The Hollywood Reporter
Here's your handy-dandy scorecard to the programming lineup for the five broadcast networks' new 2012-2013 season -- what's been canceled, what will return, and what's new on the horizon. In the case of NBC, you can also watch trailers for new shows, and see their scheduling -- fall, midseason or in one case, winter.
minonline
The Economist is launching Economist Radio -- a read-aloud app that can switch between audio and text modes -- to its Facebook, Gooble Chrome and online editions. This is an extension of a feature that's already proven "surprisingly popular," writes Steve Smith. Paul Rossi, the mag's managing director/executive vp, Americas, notes other ways that The Economist is benefiting from its digital editions -- from building a market for back issues to attracting new subscribers to increasing readers' average time perusing the pub.
Women's Wear Daily
The bilingual quarterly mag Yue -- targeted to affluent Mandarin-speaking New York tourists and residents -- launched last fall; a West-Coast version, Luo, will debut next month. Both pubs are a joint venture of Jared Kushner’s Observer Media Group and Chiu-Ti Jansen, editor and publisher. Luo, covering Los Angeles, Las Vegas and San Francisco, "will have a circulation of 25,000, with a similar distribution strategy [to Yue's,]mixed between high-income Chinese residents and upscale tourist destinations," writes David Lipke.
Paid Content
There are reportedly 11 potential suitors for Reed Business Information's Variety, according to a source from investment bank Evercore Partners, which is handling the sale of the iconic entertainment mag, writes Daniel Frankel. "CEO Mark Kelsey said that with the sale of Variety, RBI will have completely exited the U.S. magazine market, having divested over 150 print titles across 14 countries in 26 separate transactions, products that represented 45 percent of its portfolio as of 2008," according to Frankel.
Mediabistro
Deborah Mignucci has rejoined AMI to take on the job of publisher of Fit Pregnancy (where she previously worked as vice president, group publisher) and associate publisher of Shape.
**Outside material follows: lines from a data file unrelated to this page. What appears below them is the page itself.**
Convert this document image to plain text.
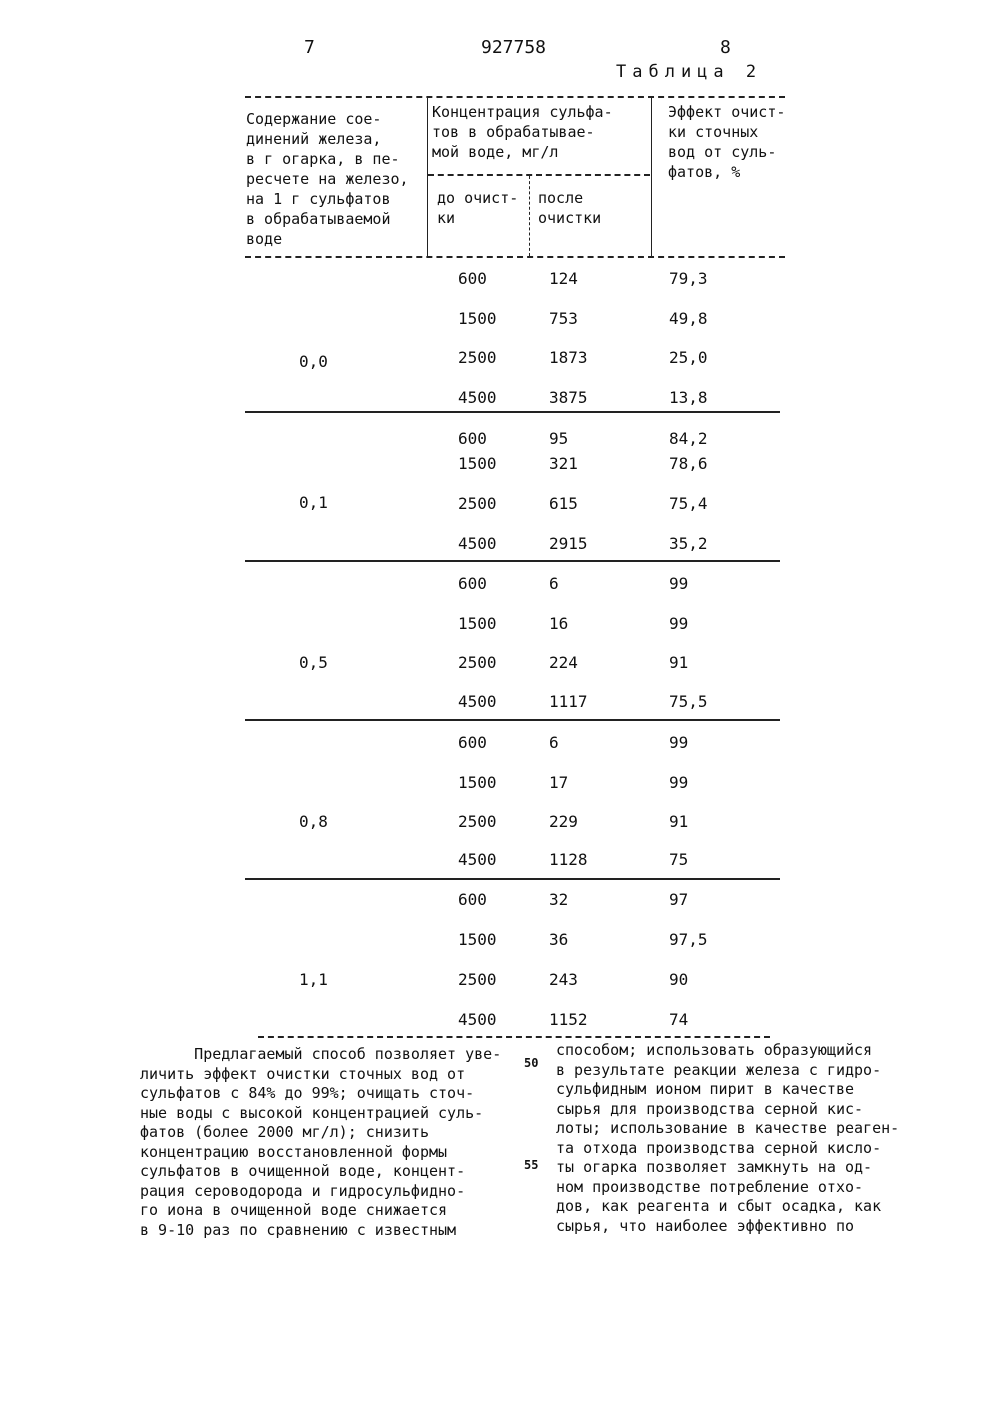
7	927758	8
Таблица 2
Содержание сое-
динений железа,
в г огарка, в пе-
ресчете на железо,
на 1 г сульфатов
в обрабатываемой
воде
Концентрация сульфа-
тов в обрабатывае-
мой воде, мг/л
до очист-
ки
после
очистки
Эффект очист-
ки сточных
вод от суль-
фатов, %
0,0
600	124	79,3
1500	753	49,8
2500	1873	25,0
4500	3875	13,8
0,1
600	95	84,2
1500	321	78,6
2500	615	75,4
4500	2915	35,2
0,5
600	6	99
1500	16	99
2500	224	91
4500	1117	75,5
0,8
600	6	99
1500	17	99
2500	229	91
4500	1128	75
1,1
600	32	97
1500	36	97,5
2500	243	90
4500	1152	74
Предлагаемый способ позволяет уве-
личить эффект очистки сточных вод от
сульфатов с 84% до 99%; очищать сточ-
ные воды с высокой концентрацией суль-
фатов (более 2000 мг/л); снизить
концентрацию восстановленной формы
сульфатов в очищенной воде, концент-
рация сероводорода и гидросульфидно-
го иона в очищенной воде снижается
в 9-10 раз по сравнению с известным
50
55
способом; использовать образующийся
в результате реакции железа с гидро-
сульфидным ионом пирит в качестве
сырья для производства серной кис-
лоты; использование в качестве реаген-
та отхода производства серной кисло-
ты огарка позволяет замкнуть на од-
ном производстве потребление отхо-
дов, как реагента и сбыт осадка, как
сырья, что наиболее эффективно по
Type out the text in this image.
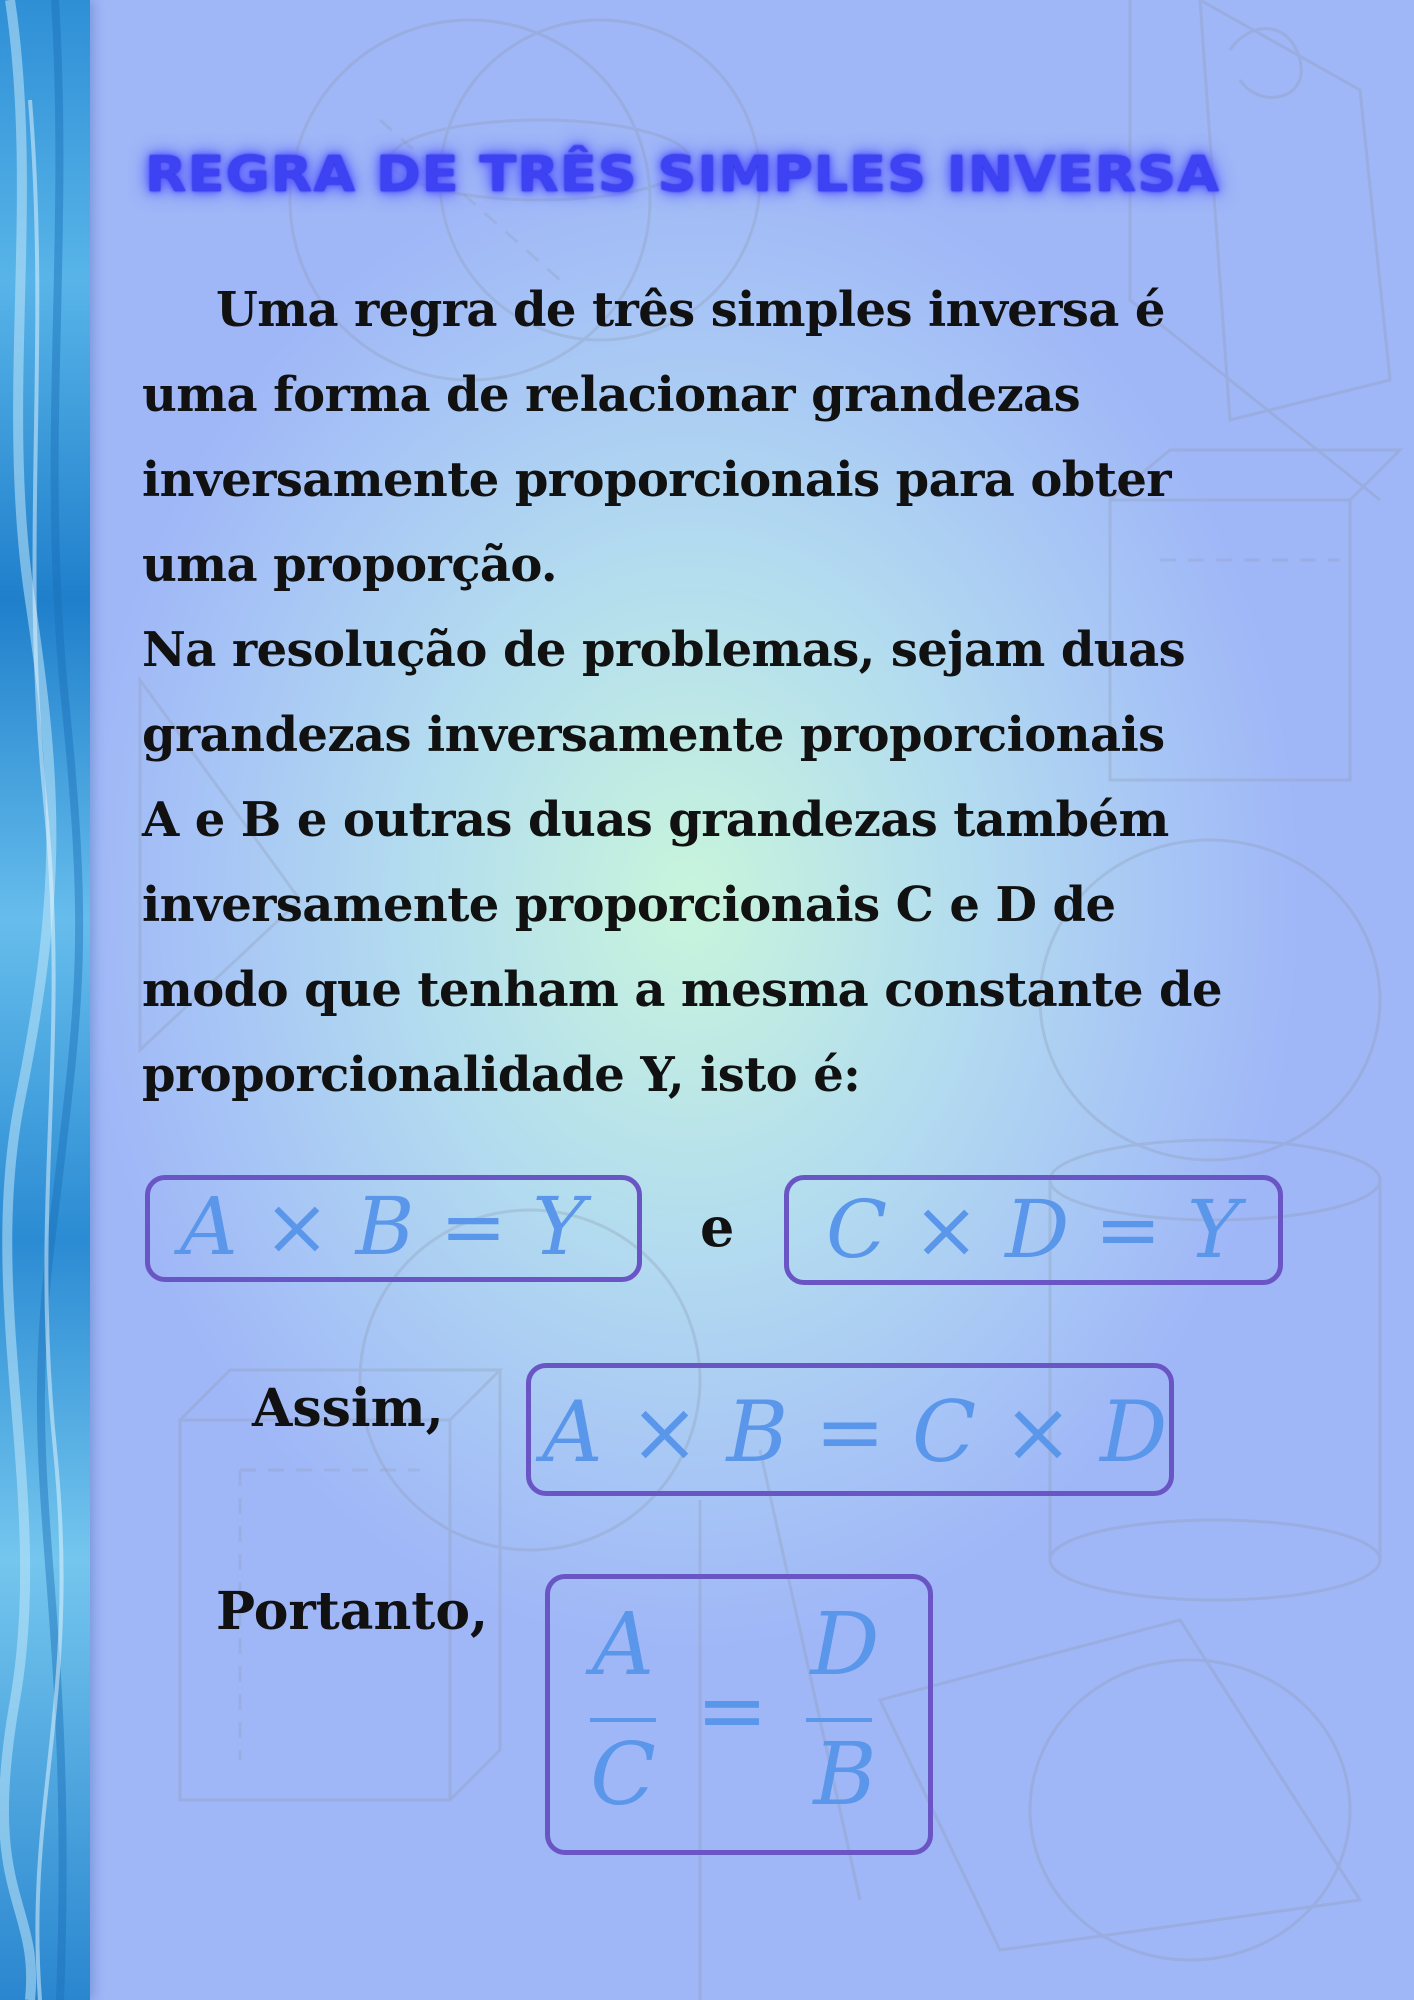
REGRA DE TRÊS SIMPLES INVERSA
Uma regra de três simples inversa é
uma forma de relacionar grandezas
inversamente proporcionais para obter
uma proporção.
Na resolução de problemas, sejam duas
grandezas inversamente proporcionais
A e B e outras duas grandezas também
inversamente proporcionais C e D de
modo que tenham a mesma constante de
proporcionalidade Y, isto é:
A × B = Y e C × D = Y
Assim, A × B = C × D
Portanto, A
C
=
D
B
She was most recently at Meredith as the vice president, sales, group publisher, U.S. Magazine Group for the company’s FamilyFun Group.
Columbia Journalism Review
The Washington Post Co.'s "anti-paywall stance," plus its "self-destructive" financial course -- giving shareholders higher dividends and buybacks while gutting the paper's newsroom -- add up to a "weakened" paper "under continual threat," writes Ryan Chittum. "By handing all that cash back to shareholders while disinvesting in its newspaper, the company is effectively saying that spending money on the hallowed Post is like throwing it down the rathole—it sees no possibility of making a return on any net investment there," writes Chittum in this detailed critique.
Gigaom
The TV of the future may not be a giant flatscreen bezel, but instead smaller modular units that can become an ambient display wall, powered by a remote specially trained for custom service, according to top execs at Israel-based TV services provider NDS. "Think of 6-inch to 8-inch bezel-less squares that you can buy individually and then mount to the wall next to one another, gradually growing the size of your display to fit your needs. These displays would automatically work together, making sure your Saturday night movie runs on all of them at once," writes Janko Roettgers.